I am a native Oregonian, born and raised in Portland, Oregon. My parents built a house on the back side of Mt. Tabor, on a lot behind my mother’s family home. My folks moved into that house before I was in kindergarten. I lived there until I was out on my own.
I was lucky that the grade school I attended was only a couple of blocks away. I walked to school regardless of the weather. Fall was always lovely and is still my favorite time of the year. Winters were snowy so there were usually a couple of sleds hanging in the garage. Spring was wet, very wet, and green. I always wished that we could go to school in June and get September off instead. We knew that the rain would stop only after the Rose Festival was over, and often, not until after the 4th of July. I watched many Rose Parades in the rain. It was just the way things were.
But weather patterns have shifted. The heat dome the Portland area experienced two years ago was a wake-up call for many people. It was extremely hot and scary for anyone without a cool place to be. This June about a third of the continental United States, including 100 million people, is experiencing a heat dome. Summer heat waves, which are simply rises in temperature, are to be expected. A heat dome is a high-pressure system that traps heat, allowing temperatures to remain elevated over an extended period of time without dropping as expected overnight. Until two years ago, we could not have commiserated. Now we can.
It is the first weekend of summer and climate news from around the world is not good. Maps showing hotter than usual temperatures encircle the globe. In Saudi Arabia, more than 1000 people have died from heat related illnesses as they attempted to fulfill their obligation to make a pilgrimage to their holy sites in Mecca. Earth has experienced the hottest-recorded start to 2024 and is on the way to breaking last year’s record. We are living in a chaotic climate “heat storm” of growing proportions, yet people don’t want to hear about Climate Change. I know that but I can’t stay quiet.
This Sunday’s readings, from Job, 38:1, 8-11, and from Mark, 4: 35-41, both assure us that God is in charge of the natural world. Both readings speak of a storm. In the first reading God speaks to Job from out of the storm. In Mark, the disciples wake Jesus to save them from a storm. Storms have long been used as metaphors for chaos and confusion in human history. In the midst of unusual storms, people try to figure out why things are happening the way they are. Who or what caused it? Why is it happening? How can we be saved? It is an ancient question: “Where is God in the midst of the storms of our lives?”
Ched Myer writing in Who will Roll Away the Stone offers the following commentary on this week’s Gospel.
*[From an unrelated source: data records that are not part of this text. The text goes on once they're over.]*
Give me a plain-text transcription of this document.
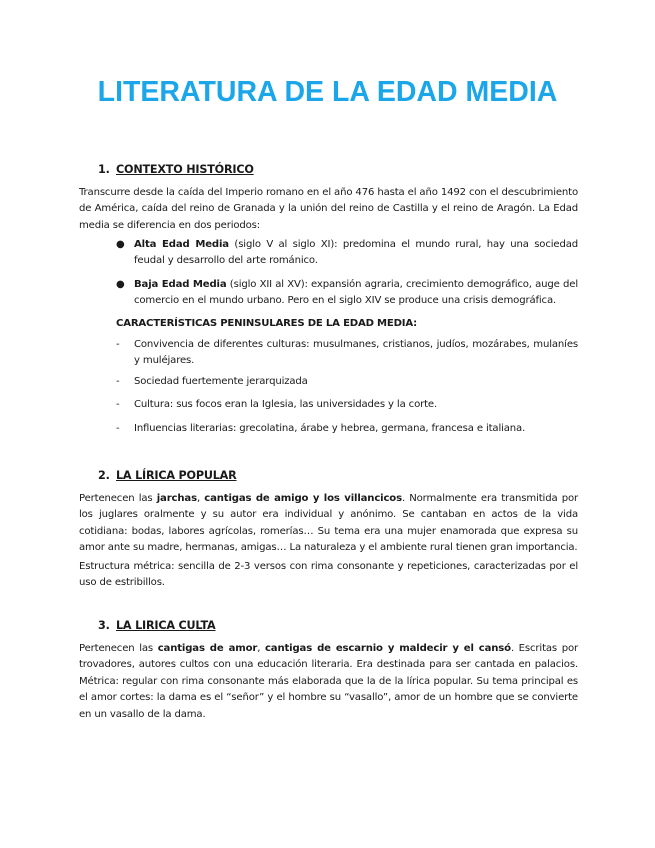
LITERATURA DE LA EDAD MEDIA
1. CONTEXTO HISTÓRICO

Transcurre desde la caída del Imperio romano en el año 476 hasta el año 1492 con el descubrimiento de América, caída del reino de Granada y la unión del reino de Castilla y el reino de Aragón. La Edad media se diferencia en dos periodos:

● Alta Edad Media (siglo V al siglo XI): predomina el mundo rural, hay una sociedad feudal y desarrollo del arte románico.

● Baja Edad Media (siglo XII al XV): expansión agraria, crecimiento demográfico, auge del comercio en el mundo urbano. Pero en el siglo XIV se produce una crisis demográfica.

CARACTERÍSTICAS PENINSULARES DE LA EDAD MEDIA:

- Convivencia de diferentes culturas: musulmanes, cristianos, judíos, mozárabes, mulaníes y muléjares.

- Sociedad fuertemente jerarquizada

- Cultura: sus focos eran la Iglesia, las universidades y la corte.

- Influencias literarias: grecolatina, árabe y hebrea, germana, francesa e italiana.

2. LA LÍRICA POPULAR

Pertenecen las jarchas, cantigas de amigo y los villancicos. Normalmente era transmitida por los juglares oralmente y su autor era individual y anónimo. Se cantaban en actos de la vida cotidiana: bodas, labores agrícolas, romerías… Su tema era una mujer enamorada que expresa su amor ante su madre, hermanas, amigas… La naturaleza y el ambiente rural tienen gran importancia.

Estructura métrica: sencilla de 2-3 versos con rima consonante y repeticiones, caracterizadas por el uso de estribillos.

3. LA LIRICA CULTA

Pertenecen las cantigas de amor, cantigas de escarnio y maldecir y el cansó. Escritas por trovadores, autores cultos con una educación literaria. Era destinada para ser cantada en palacios. Métrica: regular con rima consonante más elaborada que la de la lírica popular. Su tema principal es el amor cortes: la dama es el “señor” y el hombre su “vasallo”, amor de un hombre que se convierte en un vasallo de la dama.
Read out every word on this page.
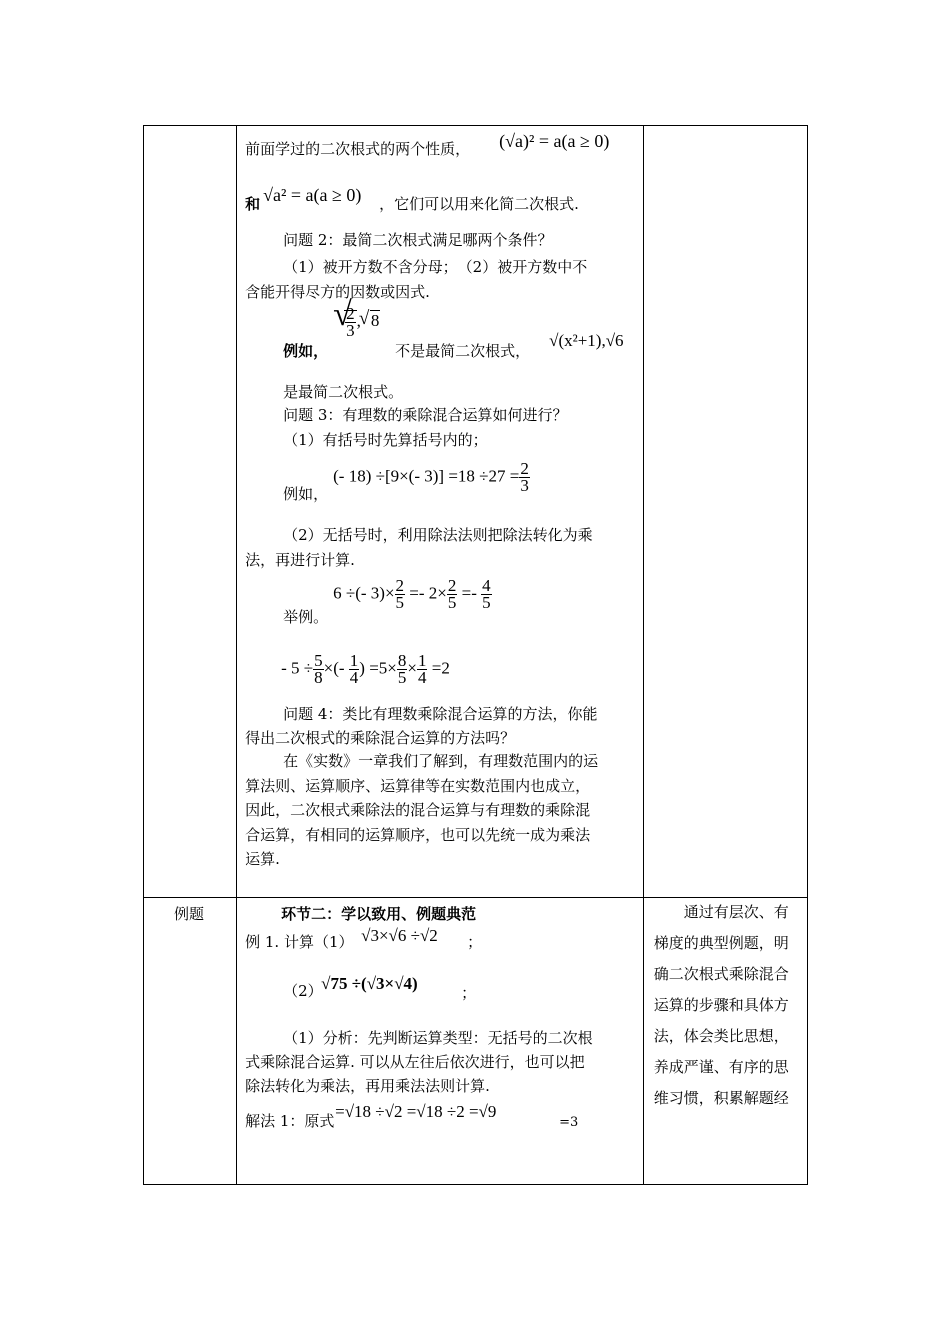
前面学过的二次根式的两个性质， (√a)² = a(a ≥ 0)
和 √a² = a(a ≥ 0) ，它们可以用来化简二次根式.
问题 2：最简二次根式满足哪两个条件？
（1）被开方数不含分母；　（2）被开方数中不
含能开得尽方的因数或因式.
例如，
√ $\frac{2}{3}$ ,√ 8
不是最简二次根式，
√(x²+1),√6
是最简二次根式。
问题 3：有理数的乘除混合运算如何进行？
（1）有括号时先算括号内的；
(- 18) ÷[9×(- $3)] =18 \div 27 = \frac{2}{3}$
例如，
（2）无括号时，利用除法法则把除法转化为乘
法，再进行计算.
6 ÷(- $3)\times \frac{2}{5} =- 2\times \frac{2}{5} =- \frac{4}{5}$
举例。
- $5 \div \frac{5}{8}$ ×(- $\frac{1}{4}$ ) $=5\times \frac{8}{5} \times \frac{1}{4} =2$
问题 4：类比有理数乘除混合运算的方法，你能
得出二次根式的乘除混合运算的方法吗？
在《实数》一章我们了解到，有理数范围内的运
算法则、运算顺序、运算律等在实数范围内也成立，
因此，二次根式乘除法的混合运算与有理数的乘除混
合运算，有相同的运算顺序，也可以先统一成为乘法
运算.

例题	环节二：学以致用、例题典范
例 1. 计算（1） √3×√6 ÷√2 ；
（2）
√75 ÷(√3×√4)	；
（1）分析：先判断运算类型：无括号的二次根
式乘除混合运算. 可以从左往后依次进行，也可以把
除法转化为乘法，再用乘法法则计算.
解法 1：原式 =√18 ÷√2 =√18 ÷2 =√9
=3

通过有层次、有梯度的典型例题，明确二次根式乘除混合运算的步骤和具体方法，体会类比思想，养成严谨、有序的思维习惯，积累解题经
“Jesus accompanies the disciples on their inaugural journey to the ‘other side’ of the Sea of Galilee, the master metaphor for boundary crossing in the first half of Mark. But a storm – the ancient Hebrew symbol of opposition and chaos – blows up. The little boat – the ancient Christian symbol of the church—begins to take on water. The disciples, among whom we may presume were experienced boatmen, realize they are going down. They panic while Jesus sleeps(!). Mark chooses this desperate moment to place on their lips the disciples’ very first query in the story, screamed into the teeth of the howling gale: ‘Teacher! Do you not care if we perish?’ This is such a compassionate vignette! How often have we felt like this, terrified that we will be overwhelmed by all that threatens us, uncertain whether Jesus cares? Yet there is something odd about this tale; the disciple are more unnerved after Jesus silences the storm than they were in the midst of it.”
“The incredulity arises from this: If Jesus opens new space with his alternative authority, we can no longer take refuge in the excuses that we cannot reasonably be expected to live differently. Lovers of normalcy, we are uncertain where we want radical change; as on the Sea of Galilee, the storms of history are rough but at least they are predictable.” (Pgs. 406-407).
The storms we face today are different than those that the disciples and early church experienced, but we, too, are “lovers of normalcy.” Change does not come easy even in the face of abundant experiences and scientific data that reveal the causes and effects of not changing. Jesus was right there in the same boat with the disciples and yet they were afraid. He quieted the storm for them, but then challenged their faith.
It is a central tenet of our faith that God/Jesus works through us, the people who currently inhabit the world. We say we are the hands and feet of Jesus and yet, more often than not, we fail to step up to the tasks we are given. God has spoken through creation. God has spoken through scientists. God has spoken in our individual and collective experiences. God has spoken powerfully through Pope Francis. The message is intensifying: Our lifestyles have to change. We are running out of time. We are holding on to normalcy while the Earth burns. We refuse to end our dependence on fossil fuels for energy, on animals for food, and consumption as a way of life. We like our way of life. We don’t want to change.
Pope Francis reminds us repeatedly: everything is interconnected. Poverty, violence, human migration, the depletion of aquifers, the rising sea level, all of this and more is worsened by the ‘Climate Storm’ we face. God speaks through us and to us through others. We can see holy writing in desertification and floods. We have heard what we must do, but our actions, individual and collective, tell us that we don’t yet believe it. “Why? Are you terrified? Do you not yet have faith?”